Fehlende vollflächige Bejagung in einem Nationalpark, die nach internationalen und nationalen Standards in weiten Teilen eines Nationalparkes gefordert sind, führt zwangsläufig zu erhöhtem Wildbestand mit möglicherweise fatalen Folgen für Wildschäden auf angrenzenden Wald und Landwirtschaftsflächen privater Eigentümer und einer Erhöhung der Schwarzwildbestände und ASP-Risiken.
Eine aktuelle Studie von Prof. Reiner (Uni Gießen) zur genetischen Verarmung des Rotwilds in NRW kommt zum Ergebnis, dass diese Wildart gerade im Lebensraum Senne - Teutoburger Wald - Egge aufgrund der teilweisen räumlichen Isolation akut gefährdet ist und ohne Gegenmaßnahmen mittelfristig nicht mehr vorhanden sein wird.
Der erforderliche genetische Austausch mit den Vorkommen im Arnsberger Wald/Sauerland findet im Wesentlichen auch über die Egge statt, also genau durch den geplanten Nationalpark. Bereits die Grünbrücke auf der B 64 zwischen Buke und Bad Driburg wurde mit diesem Fachwissen vor Jahren realisiert.
Planungen für eine Querungshilfe (Brücke oder Tunnel) für Wild über die B 1 zwischen Schlangen und Horn für das isolierte Rotwild-Vorkommen der Senne sind eingeleitet. Die zu erwartende erhebliche Ausweitung des Tourismus durch einen Nationalpark Egge führt zu deutlich höheren Störungseffekten für alle wild lebenden Tiere, besonders des Rotwilds, wissenschaftliche Erkenntnisse aus dem Nationalpark Eifel bestätigen diese Entwicklung. Die Folge wäre ein Ausweichen dieses größten Säugetieres unserer Region in störungsfreie Waldbereiche, die in der oft sehr engen Waldkulisse des geplanten Nationalparkes schlicht fehlen. Die genetisch notwendige Vernetzung durch die Egge wäre erheblich gefährdet. Der Störfaktor durch zusätzlichen Tourismus auf alle großen Wildtiere im Wald wird erheblich zunehmen, sodass das Wild zur Nahrungssuche Ausweichflächen außerhalb des Nationalparks suchen muss, vor allem zur Nachtzeit.
Die Wildschadensituation wird auf diesen Flächen zunehmen bzw. auf diese verlagert und Wildtiere wären für jeden Besucher bei Tage zunehmend unsichtbarer.
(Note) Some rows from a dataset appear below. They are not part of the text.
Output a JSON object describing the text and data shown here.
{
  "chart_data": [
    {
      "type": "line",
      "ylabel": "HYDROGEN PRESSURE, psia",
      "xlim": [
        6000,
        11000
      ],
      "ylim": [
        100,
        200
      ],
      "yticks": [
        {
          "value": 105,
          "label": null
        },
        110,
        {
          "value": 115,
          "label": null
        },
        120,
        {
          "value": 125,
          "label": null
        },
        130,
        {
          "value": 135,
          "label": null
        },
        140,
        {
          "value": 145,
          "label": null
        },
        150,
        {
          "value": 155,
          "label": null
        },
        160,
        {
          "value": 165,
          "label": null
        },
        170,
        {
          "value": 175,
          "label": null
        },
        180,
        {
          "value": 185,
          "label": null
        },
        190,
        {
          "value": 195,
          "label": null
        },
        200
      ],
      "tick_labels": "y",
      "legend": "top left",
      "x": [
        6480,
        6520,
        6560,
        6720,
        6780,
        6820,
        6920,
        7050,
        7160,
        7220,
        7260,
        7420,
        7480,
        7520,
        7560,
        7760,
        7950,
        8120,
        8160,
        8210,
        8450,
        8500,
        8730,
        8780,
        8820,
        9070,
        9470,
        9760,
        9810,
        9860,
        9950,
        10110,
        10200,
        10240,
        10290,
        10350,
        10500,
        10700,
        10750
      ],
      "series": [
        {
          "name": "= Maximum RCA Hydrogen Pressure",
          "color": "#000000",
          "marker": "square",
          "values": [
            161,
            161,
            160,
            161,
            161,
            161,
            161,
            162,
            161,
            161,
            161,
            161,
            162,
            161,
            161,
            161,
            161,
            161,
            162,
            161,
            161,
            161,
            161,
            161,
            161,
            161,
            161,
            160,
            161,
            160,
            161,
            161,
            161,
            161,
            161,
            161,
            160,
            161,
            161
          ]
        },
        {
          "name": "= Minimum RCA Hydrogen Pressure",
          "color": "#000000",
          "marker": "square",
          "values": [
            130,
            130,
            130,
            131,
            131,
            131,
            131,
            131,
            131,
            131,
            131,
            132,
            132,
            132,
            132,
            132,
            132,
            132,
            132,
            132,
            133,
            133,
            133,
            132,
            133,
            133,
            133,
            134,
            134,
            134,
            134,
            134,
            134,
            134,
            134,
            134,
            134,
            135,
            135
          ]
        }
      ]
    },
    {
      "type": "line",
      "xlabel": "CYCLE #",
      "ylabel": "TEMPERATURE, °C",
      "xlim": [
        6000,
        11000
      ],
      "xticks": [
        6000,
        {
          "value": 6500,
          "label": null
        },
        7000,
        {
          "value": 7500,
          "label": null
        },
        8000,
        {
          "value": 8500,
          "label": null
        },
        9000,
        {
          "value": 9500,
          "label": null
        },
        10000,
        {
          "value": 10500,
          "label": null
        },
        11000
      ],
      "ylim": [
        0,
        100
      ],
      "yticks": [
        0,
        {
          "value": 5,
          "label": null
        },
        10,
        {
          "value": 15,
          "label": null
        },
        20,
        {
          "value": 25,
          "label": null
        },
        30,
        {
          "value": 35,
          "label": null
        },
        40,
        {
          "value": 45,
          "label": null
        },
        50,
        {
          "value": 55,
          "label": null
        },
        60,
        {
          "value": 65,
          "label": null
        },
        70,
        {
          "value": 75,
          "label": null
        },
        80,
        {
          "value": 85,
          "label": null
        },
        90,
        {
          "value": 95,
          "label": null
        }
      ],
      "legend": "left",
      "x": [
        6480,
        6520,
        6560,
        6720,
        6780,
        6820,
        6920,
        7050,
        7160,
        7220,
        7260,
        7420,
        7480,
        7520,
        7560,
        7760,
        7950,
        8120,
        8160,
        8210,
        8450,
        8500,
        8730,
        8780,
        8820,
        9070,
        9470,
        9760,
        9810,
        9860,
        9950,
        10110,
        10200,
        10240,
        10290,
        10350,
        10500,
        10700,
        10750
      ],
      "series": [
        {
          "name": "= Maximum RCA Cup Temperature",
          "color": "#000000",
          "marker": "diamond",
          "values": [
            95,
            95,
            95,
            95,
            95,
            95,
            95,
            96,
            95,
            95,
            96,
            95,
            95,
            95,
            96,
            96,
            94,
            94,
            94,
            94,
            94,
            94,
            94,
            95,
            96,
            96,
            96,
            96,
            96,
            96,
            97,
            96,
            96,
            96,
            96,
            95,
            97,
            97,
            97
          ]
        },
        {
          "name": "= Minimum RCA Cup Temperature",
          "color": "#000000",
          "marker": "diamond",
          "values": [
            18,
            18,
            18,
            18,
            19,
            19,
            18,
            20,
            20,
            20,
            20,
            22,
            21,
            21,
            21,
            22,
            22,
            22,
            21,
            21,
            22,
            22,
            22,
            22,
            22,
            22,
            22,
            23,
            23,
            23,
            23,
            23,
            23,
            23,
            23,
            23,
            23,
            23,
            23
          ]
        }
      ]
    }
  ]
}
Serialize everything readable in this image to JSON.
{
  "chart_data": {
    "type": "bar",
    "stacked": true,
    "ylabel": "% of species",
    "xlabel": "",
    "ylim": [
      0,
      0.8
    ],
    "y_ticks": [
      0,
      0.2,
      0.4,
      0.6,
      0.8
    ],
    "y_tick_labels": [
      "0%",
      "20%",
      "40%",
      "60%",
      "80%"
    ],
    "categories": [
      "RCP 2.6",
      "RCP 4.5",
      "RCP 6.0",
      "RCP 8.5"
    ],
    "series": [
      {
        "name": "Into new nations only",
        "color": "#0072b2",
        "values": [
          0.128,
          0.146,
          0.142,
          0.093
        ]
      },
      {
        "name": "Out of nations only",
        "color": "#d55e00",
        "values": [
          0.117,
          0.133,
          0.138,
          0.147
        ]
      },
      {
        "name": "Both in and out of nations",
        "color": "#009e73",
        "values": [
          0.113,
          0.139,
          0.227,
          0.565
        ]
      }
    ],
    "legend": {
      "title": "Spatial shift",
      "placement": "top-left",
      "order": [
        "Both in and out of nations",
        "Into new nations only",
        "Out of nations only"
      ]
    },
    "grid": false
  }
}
Insgesamt wird ein Nationalpark Egge in der angedachten Gebietskulisse den Wechselwirkungen zwischen Lebensraum, wildbiologischen Anforderungen und Umwelteinflüssen nicht nur nicht gerecht, sondern stünde ihnen teilweise sogar kontraproduktiv gegenüber. Daher lehnen wir einen Nationalpark ab.